Technically, this is not advised in the Tango guidelines. To ensure correct contrast on a wide range of backgrounds, there needs to be an outline whose color is specified as "the primary color at 20% lightness value".pablogil wrote:I have lowered the color contrast for "unselected" axis by making edges color equal to shape color
There is some room to interpret 'primary color' but the guidelines (for good reason) cite the dark outline as a requirement (though the highlight is just advised for most materials but optional)
I agree that your white outline solves the same problem, but would inverse the order suggested by the Tango guidelines - and requires an extra pixel anyway so comes to the same trade-off.
If you want to play around with it (and still respect Tango), try choosing different fills for the axis from the Tango palette, then in the stroke simply set the Lightness value to 20% of the fill Lightness.
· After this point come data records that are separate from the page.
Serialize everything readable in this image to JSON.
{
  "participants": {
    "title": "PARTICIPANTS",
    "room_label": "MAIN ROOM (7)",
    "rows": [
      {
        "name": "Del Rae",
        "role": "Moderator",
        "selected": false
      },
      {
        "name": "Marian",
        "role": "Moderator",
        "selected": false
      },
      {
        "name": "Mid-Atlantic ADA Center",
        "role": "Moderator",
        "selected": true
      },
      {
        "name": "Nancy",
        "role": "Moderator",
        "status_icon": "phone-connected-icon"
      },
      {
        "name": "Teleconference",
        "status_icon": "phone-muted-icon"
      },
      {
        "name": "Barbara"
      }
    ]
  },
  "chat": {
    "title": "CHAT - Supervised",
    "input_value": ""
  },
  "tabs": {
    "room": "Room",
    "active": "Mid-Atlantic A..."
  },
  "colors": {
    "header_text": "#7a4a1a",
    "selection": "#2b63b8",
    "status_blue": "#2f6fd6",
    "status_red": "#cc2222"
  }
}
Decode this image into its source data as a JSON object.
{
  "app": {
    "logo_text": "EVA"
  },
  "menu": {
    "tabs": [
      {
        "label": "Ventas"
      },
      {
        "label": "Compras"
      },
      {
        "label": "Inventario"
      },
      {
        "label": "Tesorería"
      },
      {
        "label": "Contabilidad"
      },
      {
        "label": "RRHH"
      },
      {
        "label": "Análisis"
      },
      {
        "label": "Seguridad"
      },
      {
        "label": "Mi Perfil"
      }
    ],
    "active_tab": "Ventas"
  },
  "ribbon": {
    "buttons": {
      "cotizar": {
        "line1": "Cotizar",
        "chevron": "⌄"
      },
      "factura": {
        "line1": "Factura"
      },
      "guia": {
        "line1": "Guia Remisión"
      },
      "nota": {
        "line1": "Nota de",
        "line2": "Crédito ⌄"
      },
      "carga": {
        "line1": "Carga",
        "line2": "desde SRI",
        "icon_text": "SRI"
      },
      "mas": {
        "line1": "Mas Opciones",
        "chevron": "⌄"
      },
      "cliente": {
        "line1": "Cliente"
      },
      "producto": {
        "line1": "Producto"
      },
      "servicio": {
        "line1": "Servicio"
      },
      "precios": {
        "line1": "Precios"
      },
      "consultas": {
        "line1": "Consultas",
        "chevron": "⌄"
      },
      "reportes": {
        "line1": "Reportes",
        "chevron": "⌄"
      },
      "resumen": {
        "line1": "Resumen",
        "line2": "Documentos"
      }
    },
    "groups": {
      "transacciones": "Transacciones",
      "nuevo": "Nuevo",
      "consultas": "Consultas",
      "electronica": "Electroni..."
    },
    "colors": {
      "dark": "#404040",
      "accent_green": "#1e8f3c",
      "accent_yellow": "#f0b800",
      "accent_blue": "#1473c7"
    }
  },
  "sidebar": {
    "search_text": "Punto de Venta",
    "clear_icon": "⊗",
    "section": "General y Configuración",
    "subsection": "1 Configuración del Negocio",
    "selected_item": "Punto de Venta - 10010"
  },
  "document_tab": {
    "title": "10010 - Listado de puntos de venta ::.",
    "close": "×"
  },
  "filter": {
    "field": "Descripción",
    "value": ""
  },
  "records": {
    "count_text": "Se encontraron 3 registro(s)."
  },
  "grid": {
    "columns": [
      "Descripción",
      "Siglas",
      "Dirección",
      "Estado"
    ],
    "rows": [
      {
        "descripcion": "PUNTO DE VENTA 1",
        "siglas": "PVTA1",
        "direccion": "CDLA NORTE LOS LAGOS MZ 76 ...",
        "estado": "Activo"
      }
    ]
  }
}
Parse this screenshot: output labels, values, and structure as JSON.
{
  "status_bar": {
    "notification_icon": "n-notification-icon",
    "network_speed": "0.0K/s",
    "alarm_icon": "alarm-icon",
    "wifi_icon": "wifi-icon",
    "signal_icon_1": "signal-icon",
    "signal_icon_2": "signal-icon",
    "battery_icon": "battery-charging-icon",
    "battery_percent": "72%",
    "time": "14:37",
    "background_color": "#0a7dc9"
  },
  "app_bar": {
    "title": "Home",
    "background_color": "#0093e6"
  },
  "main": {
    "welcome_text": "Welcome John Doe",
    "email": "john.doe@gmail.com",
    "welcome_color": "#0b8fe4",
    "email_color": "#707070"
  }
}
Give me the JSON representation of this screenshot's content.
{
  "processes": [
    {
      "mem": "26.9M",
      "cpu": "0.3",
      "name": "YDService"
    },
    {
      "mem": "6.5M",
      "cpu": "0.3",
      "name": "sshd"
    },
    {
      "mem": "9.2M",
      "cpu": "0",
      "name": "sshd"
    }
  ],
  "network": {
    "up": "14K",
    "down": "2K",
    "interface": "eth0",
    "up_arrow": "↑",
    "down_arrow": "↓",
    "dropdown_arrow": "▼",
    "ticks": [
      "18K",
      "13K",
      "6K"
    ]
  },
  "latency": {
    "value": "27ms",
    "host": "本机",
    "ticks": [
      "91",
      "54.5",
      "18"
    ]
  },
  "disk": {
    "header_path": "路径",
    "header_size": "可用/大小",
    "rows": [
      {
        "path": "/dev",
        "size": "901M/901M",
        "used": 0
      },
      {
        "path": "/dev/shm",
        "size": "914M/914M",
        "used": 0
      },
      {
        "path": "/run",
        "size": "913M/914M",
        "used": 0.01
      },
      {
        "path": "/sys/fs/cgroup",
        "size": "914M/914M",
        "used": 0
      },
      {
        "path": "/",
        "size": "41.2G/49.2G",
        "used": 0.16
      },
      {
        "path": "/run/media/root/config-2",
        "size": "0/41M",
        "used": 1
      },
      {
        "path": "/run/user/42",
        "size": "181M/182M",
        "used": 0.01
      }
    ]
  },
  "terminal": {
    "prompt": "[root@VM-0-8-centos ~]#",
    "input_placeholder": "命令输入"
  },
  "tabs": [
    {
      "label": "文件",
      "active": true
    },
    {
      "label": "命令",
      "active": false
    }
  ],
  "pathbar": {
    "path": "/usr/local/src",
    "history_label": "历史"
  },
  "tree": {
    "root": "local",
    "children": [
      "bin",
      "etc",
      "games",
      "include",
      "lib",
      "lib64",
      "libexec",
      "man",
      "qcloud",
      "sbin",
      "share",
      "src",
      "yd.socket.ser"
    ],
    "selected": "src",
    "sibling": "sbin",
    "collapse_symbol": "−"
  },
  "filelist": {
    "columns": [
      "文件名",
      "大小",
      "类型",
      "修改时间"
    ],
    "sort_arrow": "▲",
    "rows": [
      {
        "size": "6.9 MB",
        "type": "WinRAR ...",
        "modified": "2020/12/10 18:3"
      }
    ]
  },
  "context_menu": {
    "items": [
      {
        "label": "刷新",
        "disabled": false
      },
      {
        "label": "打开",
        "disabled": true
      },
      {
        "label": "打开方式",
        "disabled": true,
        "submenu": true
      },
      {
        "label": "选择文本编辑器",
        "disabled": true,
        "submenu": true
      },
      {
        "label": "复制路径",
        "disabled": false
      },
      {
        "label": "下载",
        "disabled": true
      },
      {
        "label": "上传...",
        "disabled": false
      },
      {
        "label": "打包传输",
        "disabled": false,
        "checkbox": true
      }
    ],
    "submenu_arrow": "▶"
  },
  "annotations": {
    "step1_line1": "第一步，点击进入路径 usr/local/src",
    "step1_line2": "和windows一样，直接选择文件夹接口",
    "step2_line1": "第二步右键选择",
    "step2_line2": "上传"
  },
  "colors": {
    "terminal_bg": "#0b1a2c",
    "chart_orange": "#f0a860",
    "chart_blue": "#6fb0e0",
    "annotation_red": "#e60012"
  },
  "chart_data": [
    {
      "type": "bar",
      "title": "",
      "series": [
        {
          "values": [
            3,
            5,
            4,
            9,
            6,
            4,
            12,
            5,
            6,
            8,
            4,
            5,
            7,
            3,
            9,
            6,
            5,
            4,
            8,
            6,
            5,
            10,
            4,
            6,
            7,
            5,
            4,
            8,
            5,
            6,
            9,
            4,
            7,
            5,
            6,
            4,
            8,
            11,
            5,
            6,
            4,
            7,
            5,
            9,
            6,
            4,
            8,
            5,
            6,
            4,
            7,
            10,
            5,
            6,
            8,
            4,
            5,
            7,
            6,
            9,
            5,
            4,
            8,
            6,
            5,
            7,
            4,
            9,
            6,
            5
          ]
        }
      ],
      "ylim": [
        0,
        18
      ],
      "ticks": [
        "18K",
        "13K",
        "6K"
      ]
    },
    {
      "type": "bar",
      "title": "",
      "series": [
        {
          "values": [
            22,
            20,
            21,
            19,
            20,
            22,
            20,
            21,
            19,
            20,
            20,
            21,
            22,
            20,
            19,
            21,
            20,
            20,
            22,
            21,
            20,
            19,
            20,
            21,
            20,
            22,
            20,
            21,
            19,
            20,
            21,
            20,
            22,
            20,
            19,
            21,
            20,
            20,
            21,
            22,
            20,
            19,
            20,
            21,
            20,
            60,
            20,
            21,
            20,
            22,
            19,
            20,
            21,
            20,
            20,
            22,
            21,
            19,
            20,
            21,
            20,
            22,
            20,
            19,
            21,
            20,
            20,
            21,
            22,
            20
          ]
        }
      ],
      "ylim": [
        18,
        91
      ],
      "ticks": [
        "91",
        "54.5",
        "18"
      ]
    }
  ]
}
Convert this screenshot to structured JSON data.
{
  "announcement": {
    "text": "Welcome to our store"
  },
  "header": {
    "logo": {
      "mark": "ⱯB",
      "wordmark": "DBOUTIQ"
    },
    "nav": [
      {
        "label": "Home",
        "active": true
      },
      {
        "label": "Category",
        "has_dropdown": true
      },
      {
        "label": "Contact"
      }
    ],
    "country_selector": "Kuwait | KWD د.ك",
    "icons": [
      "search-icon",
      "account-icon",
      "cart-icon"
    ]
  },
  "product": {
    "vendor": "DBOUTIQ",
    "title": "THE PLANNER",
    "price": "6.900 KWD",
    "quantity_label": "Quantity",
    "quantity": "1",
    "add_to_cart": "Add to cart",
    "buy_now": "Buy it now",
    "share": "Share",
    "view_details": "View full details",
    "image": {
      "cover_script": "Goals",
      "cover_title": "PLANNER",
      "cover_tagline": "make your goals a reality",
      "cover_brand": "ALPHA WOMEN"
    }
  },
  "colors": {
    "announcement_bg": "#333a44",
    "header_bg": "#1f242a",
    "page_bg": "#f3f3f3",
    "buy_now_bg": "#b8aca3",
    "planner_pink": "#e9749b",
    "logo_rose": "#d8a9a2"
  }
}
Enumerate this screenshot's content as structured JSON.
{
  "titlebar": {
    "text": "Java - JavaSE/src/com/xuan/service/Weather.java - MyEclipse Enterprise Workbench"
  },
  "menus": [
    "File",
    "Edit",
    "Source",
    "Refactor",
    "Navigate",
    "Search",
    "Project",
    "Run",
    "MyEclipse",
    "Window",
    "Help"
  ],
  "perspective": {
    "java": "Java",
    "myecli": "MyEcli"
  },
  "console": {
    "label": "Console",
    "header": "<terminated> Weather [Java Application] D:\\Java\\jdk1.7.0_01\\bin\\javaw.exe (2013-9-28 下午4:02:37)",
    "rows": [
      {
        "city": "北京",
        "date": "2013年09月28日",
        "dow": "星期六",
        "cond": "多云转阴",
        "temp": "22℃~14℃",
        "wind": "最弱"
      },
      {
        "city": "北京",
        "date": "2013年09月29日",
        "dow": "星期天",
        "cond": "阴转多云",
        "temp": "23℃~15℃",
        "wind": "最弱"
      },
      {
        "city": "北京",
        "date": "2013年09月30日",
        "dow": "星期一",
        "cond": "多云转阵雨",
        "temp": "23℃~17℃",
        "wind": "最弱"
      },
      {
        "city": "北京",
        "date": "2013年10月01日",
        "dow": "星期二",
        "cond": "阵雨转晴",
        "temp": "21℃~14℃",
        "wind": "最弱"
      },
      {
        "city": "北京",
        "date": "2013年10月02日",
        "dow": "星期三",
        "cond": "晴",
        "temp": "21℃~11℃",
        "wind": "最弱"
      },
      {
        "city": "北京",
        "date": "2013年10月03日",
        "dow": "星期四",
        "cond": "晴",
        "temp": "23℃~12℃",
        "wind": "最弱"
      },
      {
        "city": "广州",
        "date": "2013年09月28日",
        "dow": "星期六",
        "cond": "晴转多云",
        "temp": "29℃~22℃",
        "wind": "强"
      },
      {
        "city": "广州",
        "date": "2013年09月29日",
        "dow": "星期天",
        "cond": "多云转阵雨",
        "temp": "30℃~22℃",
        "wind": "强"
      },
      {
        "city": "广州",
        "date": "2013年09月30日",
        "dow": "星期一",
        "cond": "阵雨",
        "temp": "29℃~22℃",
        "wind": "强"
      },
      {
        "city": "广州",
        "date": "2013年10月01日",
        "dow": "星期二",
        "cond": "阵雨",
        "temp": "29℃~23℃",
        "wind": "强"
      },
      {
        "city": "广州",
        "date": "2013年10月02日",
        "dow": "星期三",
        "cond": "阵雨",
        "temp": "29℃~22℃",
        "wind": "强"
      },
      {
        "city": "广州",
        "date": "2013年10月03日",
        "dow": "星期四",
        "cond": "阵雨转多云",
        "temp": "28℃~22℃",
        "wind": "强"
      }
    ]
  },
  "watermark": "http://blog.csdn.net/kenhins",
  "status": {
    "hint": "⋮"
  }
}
(See the colors in the selection box in this image for an example, the main color is Chameleon 2, the highlight stroke is Chameleon 1 and for the outer stroke I simply set the stroke to Chameleon 2 then divided the L (116) value by 5 rounded to nearest (23)).
Works with any color and gives consistently excellent results!
I can write up a tutorial on my wiki talk page if you like? You can play with all the color combinations you like.
Alternatively, maybe the axis could be a black glassy material? Then you could use a dark base color with dark outline and only a single 2px stroke of high contrast highlight?